Evaluation of C++ SIMD Libraries: “Highway excelled with a strong performance across multiple SIMD extensions [..]. Thus, Highway may currently be the most suitable SIMD library for many software projects.”
zimt: C++11 template library to process n-dimensional arrays with multi-threaded SIMD code
vectorized Quicksort (paper)

Highway can also be installed via a package manager or from a repository:

Obtained from repology

Current status

Targets

Highway supports 27 targets, listed in alphabetical order of platform:

Any: EMU128, SCALAR;
Armv7+: NEON_WITHOUT_AES, NEON, NEON_BF16, SVE, SVE2, SVE_256, SVE2_128;
IBM Z: Z14, Z15;
LoongArch: LSX, LASX;
POWER: PPC8 (v2.07), PPC9 (v3.0), PPC10 (v3.1B, not yet supported due to compiler bugs, see #1207; also requires QEMU 7.2);
RISC-V: RVV (1.0);
WebAssembly: WASM, WASM_EMU256 (a 2x unrolled version of wasm128, enabled if HWY_WANT_WASM2 is defined. This will remain supported until it is potentially superseded by a future version of WASM.);
x86:
- SSE2
- SSSE3 (~Intel Core)
- SSE4 (~Nehalem, also includes AES + CLMUL).
- AVX2 (~Haswell, also includes BMI2 + F16 + FMA)
- AVX3 (~Skylake, AVX-512F/BW/CD/DQ/VL)
- AVX3_DL (~Icelake, includes BitAlg + CLMUL + GFNI + VAES + VBMI + VBMI2 + VNNI + VPOPCNT),
- AVX3_ZEN4 (AVX3_DL plus BF16, optimized for AMD Zen4; requires opt-in by defining HWY_WANT_AVX3_ZEN4 if compiling for static dispatch, but enabled by default for runtime dispatch),
- AVX3_SPR (~Sapphire Rapids, includes AVX-512FP16)
- AVX10_2 (~Diamond Rapids)

Our policy is that unless otherwise specified, targets will remain supported as long as they can be (cross-)compiled with currently supported Clang or GCC, and tested using QEMU. If the target can be compiled with LLVM trunk and tested using our version of QEMU without extra flags, then it is eligible for inclusion in our continuous testing infrastructure. Otherwise, the target will be manually tested before releases with selected versions/configurations of Clang and GCC.

SVE was initially tested using farm_sve (see acknowledgments).

Versioning

Highway releases aim to follow the semver.org system (MAJOR.MINOR.PATCH), incrementing MINOR after backward-compatible additions and PATCH after backward-compatible fixes. We recommend using releases (rather than the Git tip) because they are tested more extensively, see below.

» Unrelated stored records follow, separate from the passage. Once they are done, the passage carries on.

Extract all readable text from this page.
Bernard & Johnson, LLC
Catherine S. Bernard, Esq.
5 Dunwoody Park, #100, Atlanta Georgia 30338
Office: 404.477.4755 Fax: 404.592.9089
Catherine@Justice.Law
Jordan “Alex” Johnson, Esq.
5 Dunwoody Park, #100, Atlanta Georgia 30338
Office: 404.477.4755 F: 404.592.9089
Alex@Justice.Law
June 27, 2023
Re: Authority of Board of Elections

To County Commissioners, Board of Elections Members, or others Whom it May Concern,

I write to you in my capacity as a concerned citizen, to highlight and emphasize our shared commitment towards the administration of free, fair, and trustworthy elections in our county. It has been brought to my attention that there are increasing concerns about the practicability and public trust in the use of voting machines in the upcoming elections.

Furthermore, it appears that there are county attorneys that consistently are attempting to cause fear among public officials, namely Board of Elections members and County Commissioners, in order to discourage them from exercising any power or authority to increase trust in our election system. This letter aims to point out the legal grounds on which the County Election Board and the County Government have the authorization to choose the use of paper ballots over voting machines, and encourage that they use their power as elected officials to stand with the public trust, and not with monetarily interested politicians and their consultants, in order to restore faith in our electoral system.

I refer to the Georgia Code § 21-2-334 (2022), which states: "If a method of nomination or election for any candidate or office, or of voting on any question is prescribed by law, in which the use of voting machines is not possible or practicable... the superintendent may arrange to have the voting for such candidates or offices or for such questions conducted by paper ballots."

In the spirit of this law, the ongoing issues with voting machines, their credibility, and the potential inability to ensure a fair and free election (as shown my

The current version 1.0 signals an increased focus on backwards compatibility. Applications using documented functionality will remain compatible with future updates that have the same major version number.

Testing

Continuous integration tests build with a recent version of Clang (running on native x86, or QEMU for RISC-V and Arm) and MSVC 2019 (v19.28, running on native x86).

Before releases, we also test on x86 with Clang and GCC, and Armv7/8 via GCC cross-compile. See the testing process for details.

Related modules

The contrib directory contains SIMD-related utilities: an image class with aligned rows, a math library (16 functions already implemented, mostly trigonometry), and functions for computing dot products and sorting.

Other libraries

If you only require x86 support, you may also use Agner Fog's VCL vector class library. It includes many functions including a complete math library.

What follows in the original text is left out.